To be honest, without seeing Wolfgang’s video (Titled: " The Perfect Home Server 2024 – 56TB, ECC, IPMI, Quiet & (kind of) Compact"), I probably wouldn’t ever notice that I have one drive with SMR. Also, I have never noticed anything particularly wrong with my NAS. I had developed some symptoms after being up for 4-6 months, but usually a reboot fixes that.
My write and read speeds hover around 80-113MB/s depending on the file/files. My home network is 1 Gbps.
Truenas Scale version: ElectricEel-24.10.0
My question is, should I be worried about having one SMR drive? Should I switch out to a non-SMR drive? Am I losing some features or performance with an SMR drive?
Features, no. Performance, possibly, on sustained writes, and at some point when your pool will fill. The real issue is data safety, as SMR would make for a very long resilver; if you ever have a hardware issue, you’ll be at risk for an extended time.
The symptoms and a reboot are probably nothing to do with having an SMR drive.
Writes on an SMR drive are in two stages - first the writes are made to a small area of the disk (typically c. 30GB but the size is not in the disk specs), and when the drive is idle these are then written to the main SMR area of the drive, a much slower process. In other words these drives rely on relatively low usage to do this destaging and to get back the space in the CMR cache.
On sustained bulk writes, the CMR cache fills up completely, and then the drive slows to a crawl, and you would see this in normal operation only if that drive was doing sustained writes of > 30GB as part of the whole pool. So on a 4x RAIDZ1 you can probably write up to 90GB of user data before this happens.
So, under normal low load circumstances, you would never notice the difference.
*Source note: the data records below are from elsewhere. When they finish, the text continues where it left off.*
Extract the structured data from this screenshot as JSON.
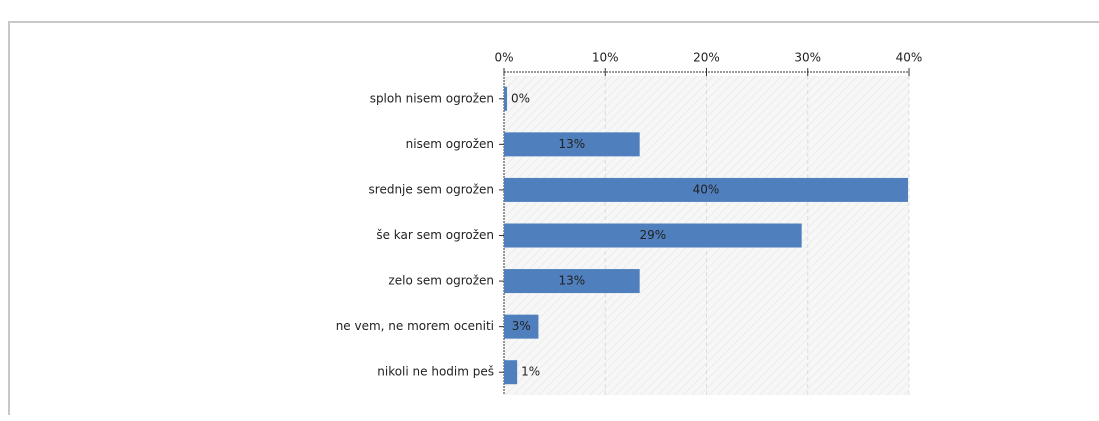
{
  "chart_data": {
    "type": "hbar",
    "categories": [
      "sploh nisem ogrožen",
      "nisem ogrožen",
      "srednje sem ogrožen",
      "še kar sem ogrožen",
      "zelo sem ogrožen",
      "ne vem, ne morem oceniti",
      "nikoli ne hodim peš"
    ],
    "values": [
      0.3,
      13.4,
      39.9,
      29.4,
      13.4,
      3.4,
      1.3
    ],
    "value_labels": [
      "0%",
      "13%",
      "40%",
      "29%",
      "13%",
      "3%",
      "1%"
    ],
    "color": "#4f7fbd",
    "xlim": [
      0,
      40
    ],
    "xticks": [
      {
        "value": 0,
        "label": "0%"
      },
      {
        "value": 10,
        "label": "10%"
      },
      {
        "value": 20,
        "label": "20%"
      },
      {
        "value": 30,
        "label": "30%"
      },
      {
        "value": 40,
        "label": "40%"
      }
    ],
    "grid": true
  }
}
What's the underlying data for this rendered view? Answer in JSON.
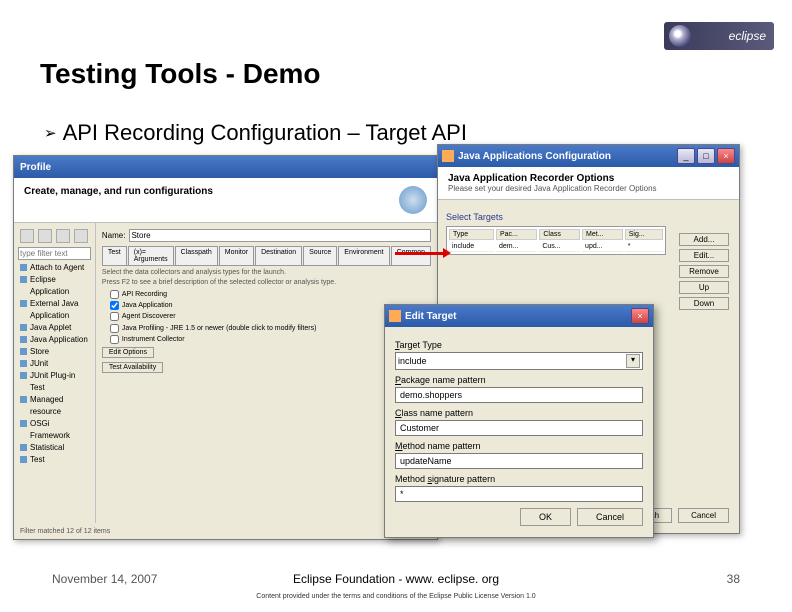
{
  "slide": {
    "title": "Testing Tools - Demo",
    "bullet": "API Recording Configuration – Target API",
    "logo_text": "eclipse"
  },
  "profile": {
    "title": "Profile",
    "banner": "Create, manage, and run configurations",
    "filter_placeholder": "type filter text",
    "tree": [
      "Attach to Agent",
      "Eclipse Application",
      "External Java Application",
      "Java Applet",
      "Java Application",
      "Store",
      "JUnit",
      "JUnit Plug-in Test",
      "Managed resource",
      "OSGi Framework",
      "Statistical",
      "Test"
    ],
    "name_label": "Name:",
    "name_value": "Store",
    "tabs": [
      "Test",
      "(x)= Arguments",
      "Classpath",
      "Monitor",
      "Destination",
      "Source",
      "Environment",
      "Common"
    ],
    "hint1": "Select the data collectors and analysis types for the launch.",
    "hint2": "Press F2 to see a brief description of the selected collector or analysis type.",
    "checks": [
      "API Recording",
      "Java Application",
      "Agent Discoverer",
      "Java Profiling - JRE 1.5 or newer (double click to modify filters)",
      "Instrument Collector"
    ],
    "edit_options": "Edit Options",
    "test_avail": "Test Availability",
    "footer": "Filter matched 12 of 12 items"
  },
  "java": {
    "title": "Java Applications Configuration",
    "banner_title": "Java Application Recorder Options",
    "banner_sub": "Please set your desired Java Application Recorder Options",
    "section": "Select Targets",
    "cols": [
      "Type",
      "Pac...",
      "Class",
      "Met...",
      "Sig..."
    ],
    "row": [
      "include",
      "dem...",
      "Cus...",
      "upd...",
      "*"
    ],
    "side_buttons": [
      "Add...",
      "Edit...",
      "Remove",
      "Up",
      "Down"
    ],
    "finish": "Finish",
    "cancel": "Cancel"
  },
  "edit": {
    "title": "Edit Target",
    "target_type_label": "Target Type",
    "target_type": "include",
    "package_label": "Package name pattern",
    "package": "demo.shoppers",
    "class_label": "Class name pattern",
    "class": "Customer",
    "method_label": "Method name pattern",
    "method": "updateName",
    "sig_label": "Method signature pattern",
    "sig": "*",
    "ok": "OK",
    "cancel": "Cancel"
  },
  "footer": {
    "date": "November 14, 2007",
    "center": "Eclipse Foundation - www. eclipse. org",
    "page": "38",
    "license": "Content provided under the terms and conditions of the Eclipse Public License Version 1.0"
  }
}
Reads throughput and iops are about the same, and for short bursts of writes throughput and iops are also about the same.
However when expanding a RAIDZ vDev, or resilvering a disk, ZFS does bulk extended bulk writes, and what would take hours or days on a CMR drive end up taking days or weeks on an SMR drive.
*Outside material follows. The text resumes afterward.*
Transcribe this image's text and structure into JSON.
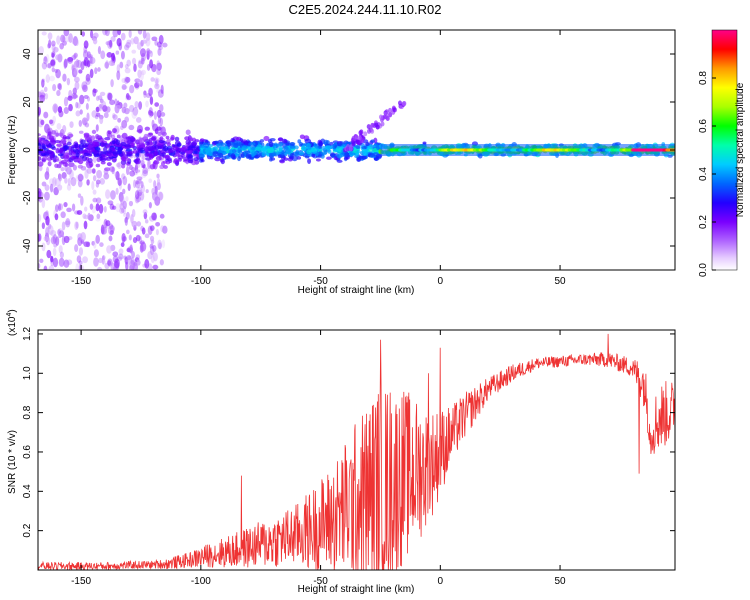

The worst time to find out about these performance issues is when you have a drive failure. My advice would be to swap the Baracuda drive out for another matching WD Red Plus drive as soon as you reasonably can.
Make note of the SDA/B/C/D/etc. naming of the disks & their serial numbers (the SD# can change after a boot) - identify the new drive & the SMR drive. Double check that you have correctly identified them. Write down the sd# name of each. Double check you wrote it down correctly.
Go back to the ‘Storage’ tab
Find your pool & click ‘Manage Devices’
Expand the vdev (It’ll say ‘RAIDZ1’ in your case)
Find the old drive in the list, referring back to your notes from earlier, click on it
There will be a button labelled ‘Replace’, click it
Find the new replacement disk in the replacement window that pops-up; select the replacement disk
Click ‘Replace Disk’ (shouldn’t be a need to have ‘Force’ checked)
Wait for resilver to complete
Shut down the system
Remove old disk
*Optional: power system back on
…It is a lot of steps when you really write them out like that, but should take like 5 minutes if you’re taking it slow (not accounting for resilver time)
Arguably Step 0 would be to burn-in the replacement drive & make sure it doesn’t suck with a smart long test, a pass of backblocks, and another smart long test. There are guides on the forum better than what I’d quickly list off here.
The first is the most important as it directly ties the disk model to both the device name /dev/sdX and the partition UUID that is displayed in the zpool status and the TrueNAS UI.
I hope this helps ensure that you replace the correct drive.